Guthrie did not answer which facilities have started personal protective equipment production, how much inmates are paid per hour, how many hours inmates are working, or whether officers have access to personal protective equipment. She’d need approval from higher up the chain of command to answer many questions, she said, and has not received that approval 10 days later.

“We appreciate concerns about those who are incarcerated with the Department of Corrections,” Guthrie said. “The agency would like to assure (the public) that DOC is doing everything in its power to protect the population in the Washington correctional facilities.”

According to Ona Minjarez, whose brother Freddie Deleon is an inmate at Larch Correctional Center near Vancouver, proper social distance and sanitation just aren’t possible in the context of prisons, especially crowded ones.

Deleon wrote a letter in March – which starts, “this is a cry for acknowledgement” – and asked Minjarez to send it to newspapers.

High-touch surfaces at Larch Corrections Center haven’t been sanitized between uses, he wrote, and inmates don’t have access to personal protective equipment or basic cleaning supplies like bleach.

While Deleon told his sister he’d be happy to help out by making masks, he’s overwhelmed by the conditions at his facility.

He’s incarcerated at a minimum security work camp. He writes that inmates are being separated from people who have been exposed to the virus but that they’re still using the same phones, computers and facilities exposed people have just finished using, without sanitation between uses.

“Not one man here has more than four years left on their sentence,” Deleon wrote. “This virus has the potential to turn a term of minor consequence into a possible death sentence.”

But Minjarez, Deleon’s sister, said even if inmates wanted to follow precautions, many times they can’t. They sleep multiple men to a cell or room, hand sanitizer is contraband and soap is limited.

Twyla said manufacturing in prisons is, in her opinion, slave labor. Many prisoners are paid about 50 cents an hour and Terry had worked his way up to a dollar an hour at his kitchen job before he quit.

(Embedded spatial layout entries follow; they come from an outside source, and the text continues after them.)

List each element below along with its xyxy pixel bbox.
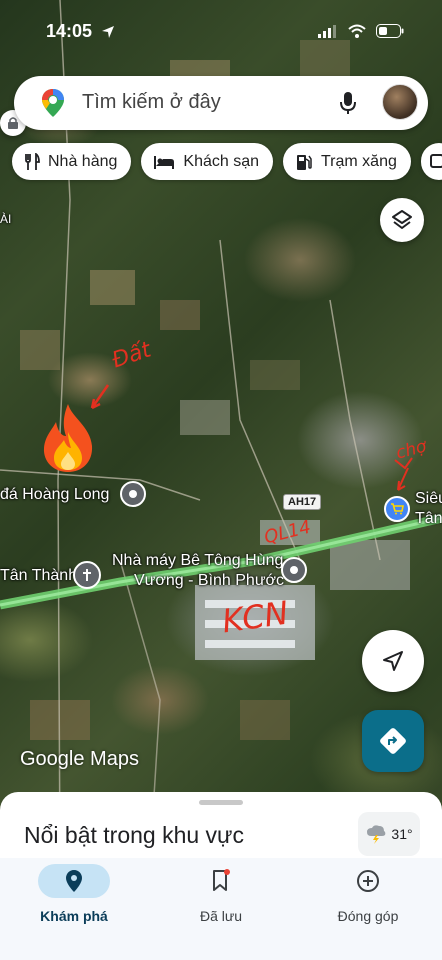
layers-icon [392,210,412,229]
nav-explore-pill [38,864,110,898]
chip-restaurants[interactable]: Nhà hàng [12,143,132,180]
nav-label: Đã lưu [199,908,243,924]
map-label-tan-thanh[interactable]: Tân Thành [0,567,77,585]
nav-saved[interactable]: Đã lưu [151,864,291,924]
shopping-cart-icon [391,503,404,515]
layers-button[interactable] [380,198,424,242]
status-bar: 14:05 [0,0,442,64]
status-icons [318,24,404,38]
supermarket-marker[interactable] [384,496,410,522]
my-location-button[interactable] [362,630,424,692]
road-shield-ah17: AH17 [283,494,322,510]
map-label-edge: ÀI [0,212,12,226]
bookmark-icon [213,869,230,891]
location-arrow-icon [102,26,114,38]
place-marker-factory[interactable] [281,557,307,583]
directions-icon [380,728,406,754]
map-label-sieu-line2[interactable]: Tân [415,510,442,528]
sheet-title: Nổi bật trong khu vực [24,822,244,848]
battery-icon [376,24,404,38]
nav-label: Khám phá [40,908,108,924]
nav-saved-pill [185,864,257,898]
weather-temp: 31° [391,826,413,842]
church-marker[interactable] [73,561,101,589]
chip-label: Trạm xăng [321,152,397,170]
maps-pin-icon [42,89,64,117]
weather-badge[interactable]: 31° [358,812,420,856]
navigation-arrow-icon [383,651,403,671]
chip-gas-stations[interactable]: Trạm xăng [283,143,411,180]
sheet-drag-handle[interactable] [199,800,243,805]
hotel-icon [154,155,175,169]
map-label-hoang-long[interactable]: đá Hoàng Long [0,486,109,504]
cross-icon [83,569,91,581]
add-circle-icon [357,870,379,892]
search-placeholder: Tìm kiếm ở đây [82,91,221,113]
chip-label: Nhà hàng [48,152,118,170]
directions-button[interactable] [362,710,424,772]
search-bar[interactable]: Tìm kiếm ở đây [14,76,428,130]
fire-emoji-icon [38,402,98,474]
avatar[interactable] [382,84,418,120]
nav-contribute-pill [332,864,404,898]
map-label-sieu-line1[interactable]: Siêu [415,490,442,508]
nav-explore[interactable]: Khám phá [4,864,144,924]
microphone-icon[interactable] [340,91,356,115]
wifi-icon [348,24,366,38]
map-label-factory-line1[interactable]: Nhà máy Bê Tông Hùng [112,552,283,570]
bottom-navigation: Khám phá Đã lưu Đóng góp [0,858,442,960]
place-marker-hoang-long[interactable] [120,481,146,507]
gas-station-icon [297,154,312,170]
chip-coffee[interactable] [420,143,442,180]
signal-icon [318,25,336,38]
google-maps-attribution: Google Maps [20,748,139,770]
status-time: 14:05 [46,21,93,41]
restaurant-icon [25,152,40,170]
map-label-factory-line2[interactable]: Vương - Bình Phước [134,572,284,590]
chip-label: Khách sạn [183,152,259,170]
nav-contribute[interactable]: Đóng góp [298,864,438,924]
thunderstorm-icon [367,825,386,844]
coffee-icon [429,153,442,168]
nav-label: Đóng góp [337,908,399,924]
category-chips: Nhà hàng Khách sạn Trạm xăng [12,143,442,181]
location-pin-icon [66,870,82,892]
chip-hotels[interactable]: Khách sạn [141,143,273,180]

Minjarez said she isn’t worried about forced labor if mask or gown production comes to her brother’s facility. She’s worried about forced proximity.

“These guys aren’t in there for doing something good,” Minjarez said. “They’re being housed and fed on taxpayer dollars, so they don’t have a lot to pay for and the least they could do is help. My concern is the conditions. They are too closely confined for one, and they need to have the means to stay clean and sanitize.”

Twyla said officials need to remember that prisoners are people, and many are working hard to better themselves.

She and Terry have been married for 12 years, and until year nine Terry was sober. A medication for Hepatitis C sent him into a spiral that ended in his drug possession and burglary charges. In prison he’s taken advantage of every program available to him – Bible study, church, classes.

“The tumble he took was not him, it was him on self-destruct mode,” Twyla said. “Right now, who he is and what he’s doing, I’m extremely proud of. I would shout that from the rooftops. And I know where he’s going when he gets out and it’s not those dark places ever again.”

She said she never considered leaving him – that it would’ve been like leaving a spouse for being diagnosed with cancer. She said their marriage has that one thing everybody looks for, and “God showed up with handcuffs” to force Terry to stabilize long enough to beat his addiction. Now she said she’s praying conditions won’t kill him.

“Our future is really, really bright. We’re more excited about our future than we have ever been,” Twyla said, tearing up. “I just hope that neither one of us get sick and die before we see each other again. … I guess that kind of thing is up to God.”